The bay is rather shallow with many sandbanks and rocky outcrops, and was notorious in the past for shipwrecks, especially when the wind was from the east. Until modern times, many ships and their passengers were lost along the treacherous coastline from Howth to Dun Laoghaire, less than a kilometre from shore.

The Bay is a C-shaped inlet of the Irish Sea and is about 10 kilometres wide along its north-south base, and 7 km in length to its apex at the centre of the city of Dublin; stretching from Howth Head in the north to Dalkey Point in the south. North Bull Island is situated in the northwest part of the bay, where one of two major inshore sandbanks lie, and features a 5 km long sandy beach, Dollymount Strand, fronting an internationally recognised wildfowl reserve. Many of the rivers of Dublin reach the Irish Sea at Dublin Bay: the River Liffey, with the River Dodder flow received less than 1 km inland, River Tolka, and various smaller rivers and streams.

Dublin Bay FAQs

There are approximately ten beaches and bathing spots around Dublin Bay: Dollymount Strand; Forty Foot Bathing Place; Half Moon bathing spot; Merrion Strand; Bull Wall; Sandycove Beach; Sandymount Strand; Seapoint; Shelley Banks; Sutton, Burrow Beach

There are slipways on the north side of Dublin Bay at Clontarf, Sutton and on the southside at Dun Laoghaire Harbour, and in Dalkey at Coliemore and Bulloch Harbours.

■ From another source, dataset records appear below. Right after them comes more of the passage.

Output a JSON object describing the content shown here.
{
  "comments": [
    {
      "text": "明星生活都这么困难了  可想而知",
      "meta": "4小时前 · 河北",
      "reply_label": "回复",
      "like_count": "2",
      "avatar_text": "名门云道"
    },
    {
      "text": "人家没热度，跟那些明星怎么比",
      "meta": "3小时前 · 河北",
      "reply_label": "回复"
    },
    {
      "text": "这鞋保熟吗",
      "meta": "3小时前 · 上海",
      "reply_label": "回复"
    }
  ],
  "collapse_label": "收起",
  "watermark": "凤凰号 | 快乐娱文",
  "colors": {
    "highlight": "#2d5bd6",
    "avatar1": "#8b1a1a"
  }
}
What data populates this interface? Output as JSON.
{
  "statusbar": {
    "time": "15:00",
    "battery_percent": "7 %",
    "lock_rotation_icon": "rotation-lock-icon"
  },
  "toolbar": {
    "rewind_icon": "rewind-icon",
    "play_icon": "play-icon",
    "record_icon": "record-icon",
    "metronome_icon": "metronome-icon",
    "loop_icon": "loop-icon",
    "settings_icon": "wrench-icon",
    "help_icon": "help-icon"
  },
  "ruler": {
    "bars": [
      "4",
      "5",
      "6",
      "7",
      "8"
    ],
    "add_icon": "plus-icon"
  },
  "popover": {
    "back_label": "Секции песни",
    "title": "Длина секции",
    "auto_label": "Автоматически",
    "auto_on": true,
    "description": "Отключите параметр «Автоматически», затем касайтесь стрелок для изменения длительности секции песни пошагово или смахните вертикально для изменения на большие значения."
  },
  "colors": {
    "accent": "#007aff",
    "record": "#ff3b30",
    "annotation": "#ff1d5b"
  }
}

Dublin Bay is administered by a number of Government Departments, three local authorities and several statutory agencies. Dublin Port Company is in charge of navigation on the Bay.

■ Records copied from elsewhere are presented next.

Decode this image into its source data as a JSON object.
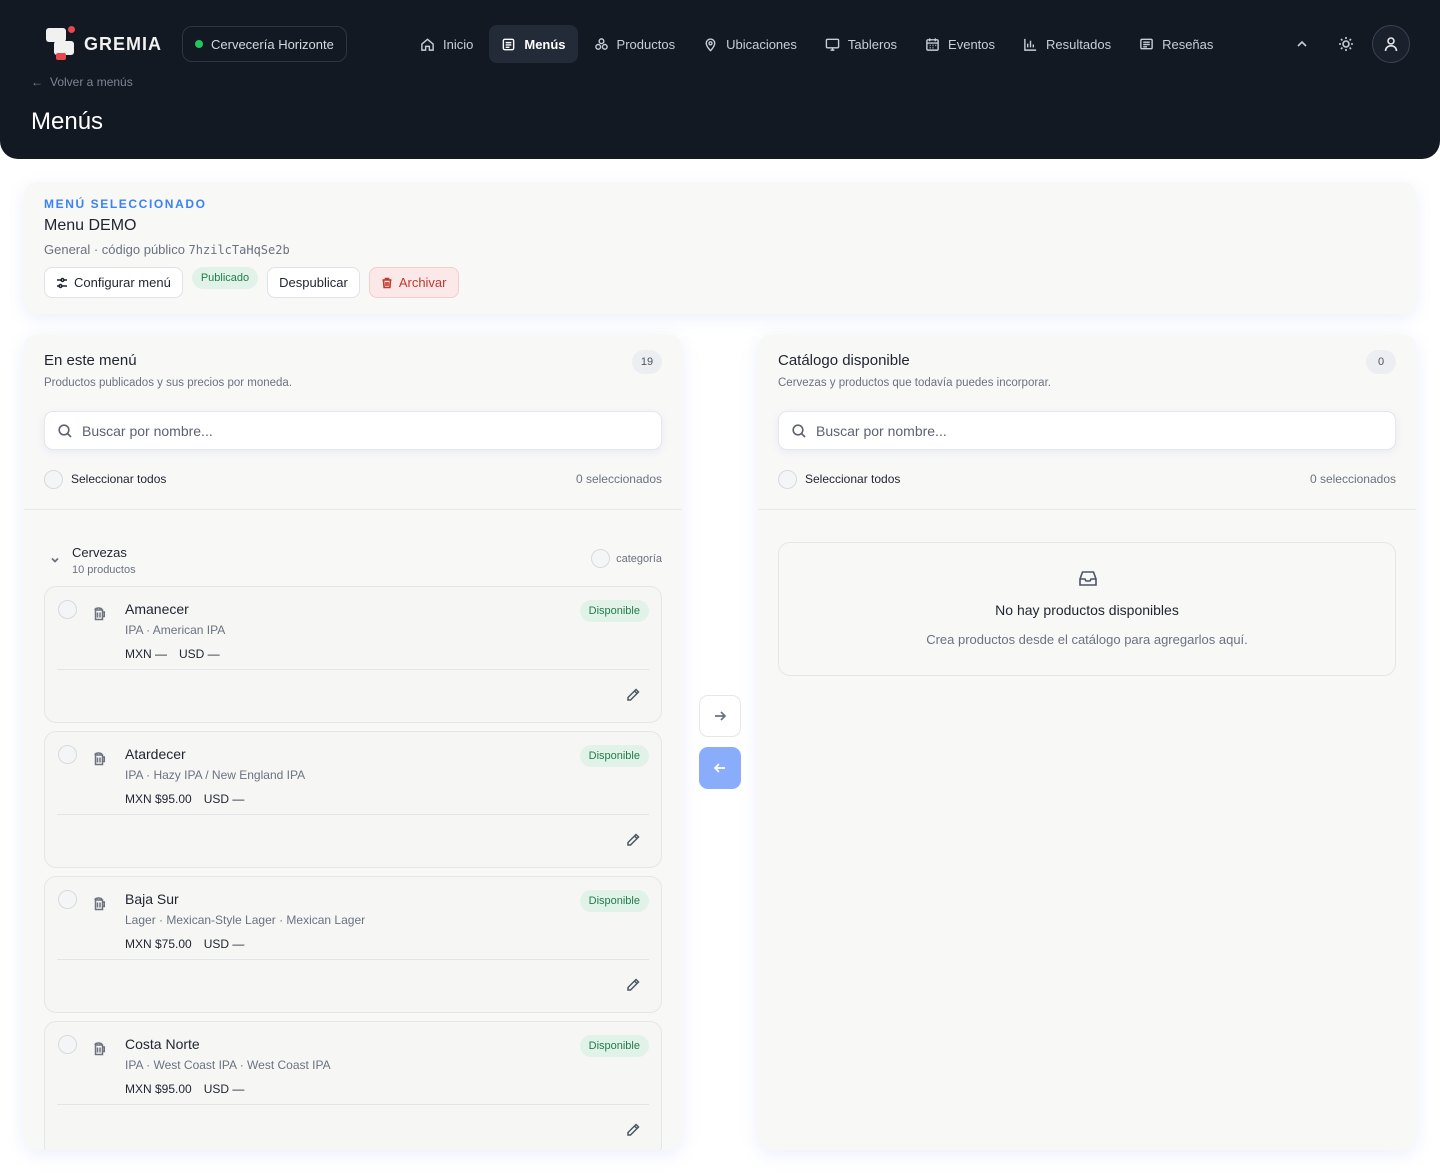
{
  "app": {
    "name": "GREMIA",
    "brewery": "Cervecería Horizonte"
  },
  "nav": [
    {
      "label": "Inicio",
      "icon": "home-icon"
    },
    {
      "label": "Menús",
      "icon": "menu-icon",
      "active": true
    },
    {
      "label": "Productos",
      "icon": "products-icon"
    },
    {
      "label": "Ubicaciones",
      "icon": "location-icon"
    },
    {
      "label": "Tableros",
      "icon": "monitor-icon"
    },
    {
      "label": "Eventos",
      "icon": "calendar-icon"
    },
    {
      "label": "Resultados",
      "icon": "bar-chart-icon"
    },
    {
      "label": "Reseñas",
      "icon": "review-icon"
    }
  ],
  "header": {
    "back": "Volver a menús",
    "title": "Menús"
  },
  "selected": {
    "eyebrow": "MENÚ SELECCIONADO",
    "name": "Menu DEMO",
    "sub_prefix": "General · código público",
    "code": "7hzilcTaHqSe2b",
    "configure": "Configurar menú",
    "status": "Publicado",
    "unpublish": "Despublicar",
    "archive": "Archivar"
  },
  "left": {
    "title": "En este menú",
    "desc": "Productos publicados y sus precios por moneda.",
    "count": "19",
    "search_placeholder": "Buscar por nombre...",
    "select_all": "Seleccionar todos",
    "selected_count": "0 seleccionados",
    "category": {
      "name": "Cervezas",
      "count": "10 productos",
      "toggle": "categoría"
    },
    "products": [
      {
        "name": "Amanecer",
        "style": "IPA · American IPA",
        "mxn": "MXN —",
        "usd": "USD —",
        "status": "Disponible"
      },
      {
        "name": "Atardecer",
        "style": "IPA · Hazy IPA / New England IPA",
        "mxn": "MXN $95.00",
        "usd": "USD —",
        "status": "Disponible"
      },
      {
        "name": "Baja Sur",
        "style": "Lager · Mexican-Style Lager · Mexican Lager",
        "mxn": "MXN $75.00",
        "usd": "USD —",
        "status": "Disponible"
      },
      {
        "name": "Costa Norte",
        "style": "IPA · West Coast IPA · West Coast IPA",
        "mxn": "MXN $95.00",
        "usd": "USD —",
        "status": "Disponible"
      }
    ]
  },
  "right": {
    "title": "Catálogo disponible",
    "desc": "Cervezas y productos que todavía puedes incorporar.",
    "count": "0",
    "search_placeholder": "Buscar por nombre...",
    "select_all": "Seleccionar todos",
    "selected_count": "0 seleccionados",
    "empty_title": "No hay productos disponibles",
    "empty_text": "Crea productos desde el catálogo para agregarlos aquí."
  },
  "colors": {
    "header_bg": "#131922",
    "accent": "#3b82f6",
    "success": "#237a4b",
    "danger": "#c0392b"
  }
}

Dublin Bay is approximately 70 sq kilometres or 7,000 hectares. The Bay is about 10 kilometres wide along its north-south base, and seven km in length east-west to its peak at the centre of the city of Dublin; stretching from Howth Head in the north to Dalkey Point in the south.

Dun Laoghaire Harbour on the southside of the Bay has an East and West Pier, each one kilometre long; this is one of the largest human-made harbours in the world. There also piers or walls at the entrance to the River Liffey at Dublin city known as the Great North and South Walls. Other harbours on the Bay include Bulloch Harbour and Coliemore Harbours both at Dalkey.

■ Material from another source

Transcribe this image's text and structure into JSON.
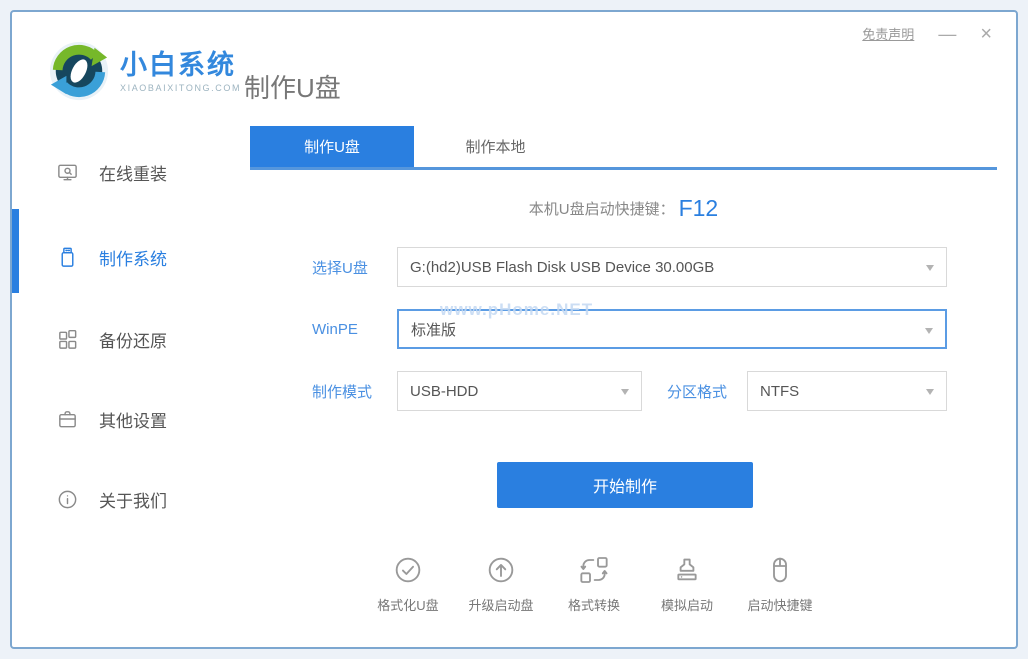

There are two marinas on Dublin Bay. Ireland's largest marina with over 800 berths is on the southern shore at Dun Laoghaire Harbour. The other is at Poolbeg Yacht and Boat Club on the River Liffey close to Dublin City.

Car and passenger Ferries operate from Dublin Port to the UK, Isle of Man and France. A passenger ferry operates from Dun Laoghaire Harbour to Howth as well as providing tourist voyages around the bay.

Dublin Bay has two Islands. Bull Island at Clontarf and Dalkey Island on the southern shore of the Bay.

The River Liffey flows through Dublin city and into the Bay. Its tributaries include the River Dodder, the River Poddle and the River Camac.

Dollymount, Burrow and Seapoint beaches

Approximately 1,500 boats from small dinghies to motorboats to ocean-going yachts. The vast majority, over 1,000, are moored at Dun Laoghaire Harbour which is Ireland's boating capital.

In 1981, UNESCO recognised the importance of Dublin Bay by designating North Bull Island as a Biosphere because of its rare and internationally important habitats and species of wildlife. To support sustainable development, UNESCO’s concept of a Biosphere has evolved to include not just areas of ecological value but also the areas around them and the communities that live and work within these areas. There have since been additional international and national designations, covering much of Dublin Bay, to ensure the protection of its water quality and biodiversity. To fulfil these broader management aims for the ecosystem, the Biosphere was expanded in 2015. The Biosphere now covers Dublin Bay, reflecting its significant environmental, economic, cultural and tourism importance, and extends to over 300km² to include the bay, the shore and nearby residential areas.

On the Southside at Dun Laoghaire, there is the National Yacht Club, Royal St. George Yacht Club, Royal Irish Yacht Club and Dun Laoghaire Motor Yacht Club as well as Dublin Bay Sailing Club. In the city centre, there is Poolbeg Yacht and Boat Club. On the Northside of Dublin, there is Clontarf Yacht and Boat Club and Sutton Dinghy Club. While not on Dublin Bay, Howth Yacht Club is the major north Dublin Sailing centre.